The Hellfire Club(11)



“With respect, sir, it wasn’t a stunt,” Charlie said. “Houdini did stunts. The Wallendas do stunts. I took a stand.”

Kefauver narrowed his eyes, and when he spoke again his voice had lost a degree of its earlier warmth, though he was still making an effort to sound casual. “Well, now, that’s a matter of interpretation, I suppose.” He smiled, but there was no humor in his eyes. “Imagine that you’re a committee chairman who’s been here for decades, and some little pissant”—he saw Charlie about to object, so he amended his statement—“some freshly appointed congressman whom you perceive to be a nuisance comes along and objects to millions of dollars you’ve procured for an American company that provides thousands of jobs in congressional districts all around the nation,” Kefauver said.

“Right, I get that,” Charlie said.

“Those jobs belong to voters who are, of course, the ones who send us here,” Kefauver said. “They’re our bosses.”

“And surely our bosses would object to giving money to war profiteers who provided shoddy goods, risking and even costing the lives of our men,” Charlie said. “This is a fight I didn’t seek, sir, but to be frank, I’m stunned that any of my colleagues in Congress would challenge me on it.”

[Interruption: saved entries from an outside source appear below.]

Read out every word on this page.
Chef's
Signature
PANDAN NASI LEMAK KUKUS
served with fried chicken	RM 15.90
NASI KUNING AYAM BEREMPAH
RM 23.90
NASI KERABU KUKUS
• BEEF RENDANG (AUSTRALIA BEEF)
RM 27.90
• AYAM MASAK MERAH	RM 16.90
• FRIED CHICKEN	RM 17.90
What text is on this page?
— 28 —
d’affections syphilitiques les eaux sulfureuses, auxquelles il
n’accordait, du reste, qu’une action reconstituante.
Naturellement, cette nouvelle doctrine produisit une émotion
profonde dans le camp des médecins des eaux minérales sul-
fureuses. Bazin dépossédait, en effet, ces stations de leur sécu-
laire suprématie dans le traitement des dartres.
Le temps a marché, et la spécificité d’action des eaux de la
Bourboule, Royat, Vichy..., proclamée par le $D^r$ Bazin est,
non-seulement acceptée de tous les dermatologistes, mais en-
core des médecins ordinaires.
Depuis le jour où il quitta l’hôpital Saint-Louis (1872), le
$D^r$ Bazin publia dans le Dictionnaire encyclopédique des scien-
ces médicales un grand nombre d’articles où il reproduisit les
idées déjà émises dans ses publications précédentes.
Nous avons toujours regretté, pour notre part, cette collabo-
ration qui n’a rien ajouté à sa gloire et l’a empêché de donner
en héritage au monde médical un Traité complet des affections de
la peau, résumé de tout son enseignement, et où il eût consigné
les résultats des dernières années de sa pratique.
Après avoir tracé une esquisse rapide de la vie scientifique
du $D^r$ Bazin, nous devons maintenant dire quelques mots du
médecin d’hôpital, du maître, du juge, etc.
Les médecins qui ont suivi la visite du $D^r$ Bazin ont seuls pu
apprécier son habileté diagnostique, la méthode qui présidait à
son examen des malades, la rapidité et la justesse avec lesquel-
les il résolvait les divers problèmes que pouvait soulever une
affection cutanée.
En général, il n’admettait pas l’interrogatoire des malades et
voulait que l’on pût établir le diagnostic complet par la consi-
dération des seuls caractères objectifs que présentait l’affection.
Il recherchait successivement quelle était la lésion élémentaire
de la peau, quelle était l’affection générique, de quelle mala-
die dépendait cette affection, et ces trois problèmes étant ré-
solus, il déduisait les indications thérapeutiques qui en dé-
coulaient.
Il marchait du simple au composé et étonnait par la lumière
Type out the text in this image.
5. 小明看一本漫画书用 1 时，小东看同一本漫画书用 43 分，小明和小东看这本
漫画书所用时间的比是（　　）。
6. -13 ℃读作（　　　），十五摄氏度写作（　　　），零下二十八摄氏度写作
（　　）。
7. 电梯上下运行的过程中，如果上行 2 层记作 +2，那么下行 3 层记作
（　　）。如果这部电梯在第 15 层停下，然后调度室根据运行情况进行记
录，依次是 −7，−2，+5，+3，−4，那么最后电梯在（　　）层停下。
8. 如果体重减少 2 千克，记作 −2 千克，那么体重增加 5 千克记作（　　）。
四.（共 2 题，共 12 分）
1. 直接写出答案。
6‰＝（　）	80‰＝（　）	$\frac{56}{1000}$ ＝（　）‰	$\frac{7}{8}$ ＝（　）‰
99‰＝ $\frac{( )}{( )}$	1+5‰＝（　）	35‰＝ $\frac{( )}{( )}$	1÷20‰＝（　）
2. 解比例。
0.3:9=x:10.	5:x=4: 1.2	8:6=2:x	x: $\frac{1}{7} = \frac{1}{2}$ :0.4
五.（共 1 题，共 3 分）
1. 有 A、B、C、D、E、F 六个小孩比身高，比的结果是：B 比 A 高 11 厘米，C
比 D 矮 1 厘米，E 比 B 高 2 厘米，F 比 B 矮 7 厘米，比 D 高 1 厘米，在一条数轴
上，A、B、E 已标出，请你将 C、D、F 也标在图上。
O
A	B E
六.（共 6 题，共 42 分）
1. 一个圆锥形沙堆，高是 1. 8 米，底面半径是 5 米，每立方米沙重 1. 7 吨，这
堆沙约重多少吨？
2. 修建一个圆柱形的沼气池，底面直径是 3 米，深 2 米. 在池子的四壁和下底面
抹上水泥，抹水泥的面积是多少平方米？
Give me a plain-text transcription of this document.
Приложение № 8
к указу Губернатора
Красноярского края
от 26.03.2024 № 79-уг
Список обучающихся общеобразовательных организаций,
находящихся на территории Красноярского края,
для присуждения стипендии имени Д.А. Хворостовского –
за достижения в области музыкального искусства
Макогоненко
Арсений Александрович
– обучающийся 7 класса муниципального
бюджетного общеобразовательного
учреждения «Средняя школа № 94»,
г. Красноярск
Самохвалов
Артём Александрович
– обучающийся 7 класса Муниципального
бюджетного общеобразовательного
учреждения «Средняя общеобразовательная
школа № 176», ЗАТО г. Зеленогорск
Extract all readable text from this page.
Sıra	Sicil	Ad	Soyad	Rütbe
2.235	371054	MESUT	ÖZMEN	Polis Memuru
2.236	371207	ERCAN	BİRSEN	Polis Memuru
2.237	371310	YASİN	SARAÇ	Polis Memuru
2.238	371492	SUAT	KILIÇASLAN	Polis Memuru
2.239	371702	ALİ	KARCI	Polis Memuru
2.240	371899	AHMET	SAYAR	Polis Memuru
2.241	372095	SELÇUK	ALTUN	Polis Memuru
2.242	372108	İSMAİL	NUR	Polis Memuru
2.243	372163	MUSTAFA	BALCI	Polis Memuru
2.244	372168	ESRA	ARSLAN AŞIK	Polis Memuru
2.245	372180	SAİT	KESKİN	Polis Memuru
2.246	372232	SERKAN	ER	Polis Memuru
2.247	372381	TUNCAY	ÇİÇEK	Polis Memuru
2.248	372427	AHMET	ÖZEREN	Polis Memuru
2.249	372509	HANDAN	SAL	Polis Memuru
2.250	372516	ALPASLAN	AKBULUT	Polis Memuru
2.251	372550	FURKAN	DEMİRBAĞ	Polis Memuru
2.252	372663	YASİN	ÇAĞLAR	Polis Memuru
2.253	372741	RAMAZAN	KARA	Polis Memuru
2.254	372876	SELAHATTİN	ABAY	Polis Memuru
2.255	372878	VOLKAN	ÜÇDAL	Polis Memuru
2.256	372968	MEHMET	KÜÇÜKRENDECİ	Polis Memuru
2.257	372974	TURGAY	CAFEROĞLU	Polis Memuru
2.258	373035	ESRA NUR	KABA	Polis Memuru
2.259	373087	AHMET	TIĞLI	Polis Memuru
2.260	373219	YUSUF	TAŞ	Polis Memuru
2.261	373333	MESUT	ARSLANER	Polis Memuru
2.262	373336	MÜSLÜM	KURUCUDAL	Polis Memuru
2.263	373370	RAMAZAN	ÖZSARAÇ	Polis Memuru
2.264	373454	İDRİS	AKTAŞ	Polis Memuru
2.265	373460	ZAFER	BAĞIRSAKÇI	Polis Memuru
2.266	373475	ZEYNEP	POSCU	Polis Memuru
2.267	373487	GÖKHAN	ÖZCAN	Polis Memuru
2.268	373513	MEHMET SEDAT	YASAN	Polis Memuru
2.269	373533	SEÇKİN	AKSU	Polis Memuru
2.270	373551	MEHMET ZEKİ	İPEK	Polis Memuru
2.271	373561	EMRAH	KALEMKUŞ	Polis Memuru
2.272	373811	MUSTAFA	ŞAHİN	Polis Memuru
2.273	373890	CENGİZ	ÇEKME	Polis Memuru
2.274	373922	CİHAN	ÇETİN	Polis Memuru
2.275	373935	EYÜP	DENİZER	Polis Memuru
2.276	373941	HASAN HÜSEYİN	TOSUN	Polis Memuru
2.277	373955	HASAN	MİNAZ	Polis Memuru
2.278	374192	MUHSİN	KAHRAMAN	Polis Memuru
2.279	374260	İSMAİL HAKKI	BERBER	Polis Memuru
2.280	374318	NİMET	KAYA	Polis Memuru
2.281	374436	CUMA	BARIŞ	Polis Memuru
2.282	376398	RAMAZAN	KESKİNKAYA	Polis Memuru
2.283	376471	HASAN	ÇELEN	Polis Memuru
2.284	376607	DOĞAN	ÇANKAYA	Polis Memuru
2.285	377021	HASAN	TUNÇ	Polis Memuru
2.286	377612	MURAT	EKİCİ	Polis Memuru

“Well, Charlie, I’m talking about the chairman of the committee and some others in leadership, and I’m quite certain they don’t think of you as a colleague. But of course you should fight for what you think is right. That’s an admirable trait, and too few of us possess it. Just know that this town isn’t built to reward it.”

“I’m starting to get that impression,” Charlie said.

Kefauver looked down at his glass. Charlie felt obliged to fill the slightly prickly silence.

“W. C. Fields,” Charlie said. “‘Always carry a flagon of whiskey in case of snakebite, and furthermore always carry a small snake.’”

Kefauver smiled. “What else shall we drink to?”

“To a real leader at the top of your party’s ticket two years from now,” Charlie said. Clink, clink. Kefauver downed the entire glass in one easy gulp.

The door to the conference room opened without warning and an older man walked in. His jowls sagged like a mastiff’s. Behind him stood one of the senator’s aides, who apparently had been trying to politely prevent the man from bursting in unannounced. Kefauver waved the aide off.

“Why, hello, Doctor,” Kefauver said, standing and extending a hand. “Congressman Marder, may I present Dr. Fredric Wertham.”

“It’s very nice to meet you, sir,” Charlie said, following Kefauver’s lead and standing to shake the doctor’s hand.

“This is the young congressman I told you about, Fredric,” Kefauver said. “His father and I are old friends.” He motioned for both men to sit down. “Charlie, I assume you’re acquainted with the groundbreaking psychiatric work Dr. Wertham has done at Bellevue and his philanthropic work with the colored people of your home city. The Lafargue Clinic—did I pronounce the name correctly, Doctor?”

“We’re in Harlem,” Wertham said, ignoring the question. “I set up the clinic just after the war, a project with Richard Wright and some others. You know Wright, I assume?”

“The writer?” asked Charlie.

“Of course,” snapped Wertham, as if it had been glaringly obvious that the only Richard Wright he might know would be the author of the acclaimed Native Son.

“Well, it’s not an uncommon name,” Charlie couldn’t help observing. “Anyway, I don’t personally know him, but the book was haunting. Could have done without the stage adaptation.”

“On that we are in agreement.” Wertham softened a bit. “In any case, Richard and I established a mental-hygiene clinic for the good people of Harlem who are unable to afford psychiatric care, not only because of the unjust capitalist system that keeps them impoverished but also because most psychiatric institutions do not admit Negroes.”

Wertham’s face had turned pink and his voice was rising. “How are we to solve the problem of crime in New York City without addressing the psychiatric needs of the very underclass committing the crimes!” He was only about three feet away from Charlie, close enough for Charlie to identify the smell on the gust of bad breath he exhaled. Tuna fish.

There was an uncomfortable silence, one Charlie filled when he suddenly remembered the first time he’d heard Wertham’s name.

“Correct me if I’m wrong,” Charlie said, “but weren’t you part of the defense in Albert Fish’s trial?”

Albert Fish was a child molester, a murderer, and a cannibal. He had been executed in 1936, when Charlie was sixteen.

“Yes, I testified in that trial,” Wertham said to Charlie. “What a travesty. The jury did not care in the slightest that Mr. Fish had no control over himself. His illness was just as real as if he’d had a tumor rotting his brain. And yet they punished him for his disease. The twelve boors on that jury had bloodlust just as bad as Mr. Fish’s—but their taste for flesh was the kind that society deems socially acceptable.”

“My father was on the defense team,” Charlie said. “Winston Marder?” Wertham looked at him blankly. “Anyway, admirable work for the people of New York,” Charlie said. “How can I help? What can I do?”